There are commercially available a number of Teflon or similar synthetic pillar implants. These are inserted into the soft palate usually at 2 – 3 sites. They serve to act as a pre-formed baton to minimize or eliminate palatal flutter. They are injected via a pre bent needle. The procedure can be performed under local anaesthetic but is often performed in Australia under general anaesthesia in an operating room setting. The procedure is relatively new; the long-term results are not available. We have seen several cases where there has been partial or complete extrusion of the implant or inappropriate positioning of the implant submucosally rather than intramuscularly. There is no described complication free technique for removing these implants and although the materials are inert and of biological grade they present certain theoretic problems in terms of their long term stability, migration etc. The procedure is significantly more expensive than Injection Snoroplasty.

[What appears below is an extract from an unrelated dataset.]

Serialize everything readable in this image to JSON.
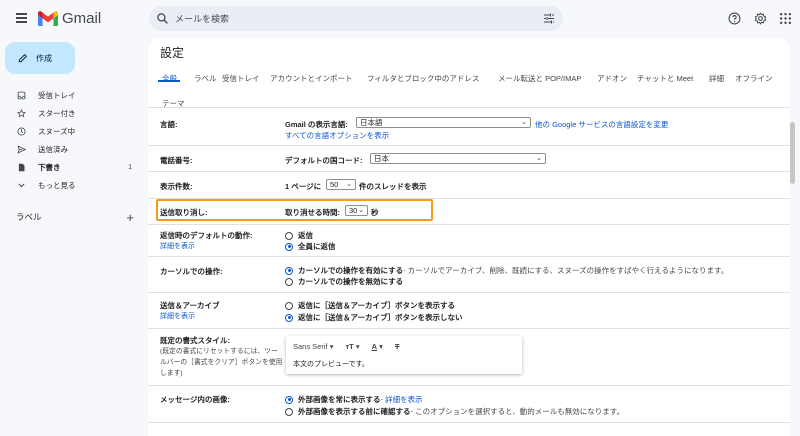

The fundamental dichotomy and in fact the most important decision clinicians must make is to differentiate between benign snoring and obstructive sleep apnoea. If there is significant doubt formal Polysomnography or sleep study should be undertaken. In sleep study proven benign snoring primarily due to palatal flutter Injection snoroplasty offers, in appropriately selected cases, a simple and inexpensive “In Office” procedure with a short, intermediate and long term success rate similar to more aggressive and more expensive surgical procedures.

The two main problems of surgery for snoring remain appropriate patient selection, that is to say excluding patients with moderate to severe obstructive sleep apnoea, and the fact that all procedures appear to be associated with a high relapse rate. Most studies suggest that even the best performed surgical procedures including UPPP or LAUP are associated with about a 50% success rate at the 5 year mark, that is to say that 5 years after the initial intervention 50% of people are again experiencing significant snoring. Often this is due to unrelated events such as weight gain or increased alcohol intake but in terms of obtaining informed consent for these procedures it is reasonable to quote 50% 5-year success rate.

Summary

Injection Snoroplasty is not the be all and end all for benign snoring. It is a simple, safe, office based procedure that is appropriate for selected individuals, offers a success rate that is favorably comparable with more invasive procedures such as Uvulopharyngopalatoplasty or laser assisted Uvulopharyngopalatoplasty, radiofrequency ablation or palatal snoring. It is easy to perform, lacks the risks associated with general anaesthesia and the cost associated with operation room/hospital based procedures. We have been performing the procedure since 2001, have performed over 50 injections and consider the procedure to be an alternative to other treatment methods due to its minimal cost and minimal postoperative discomfort in selected cases.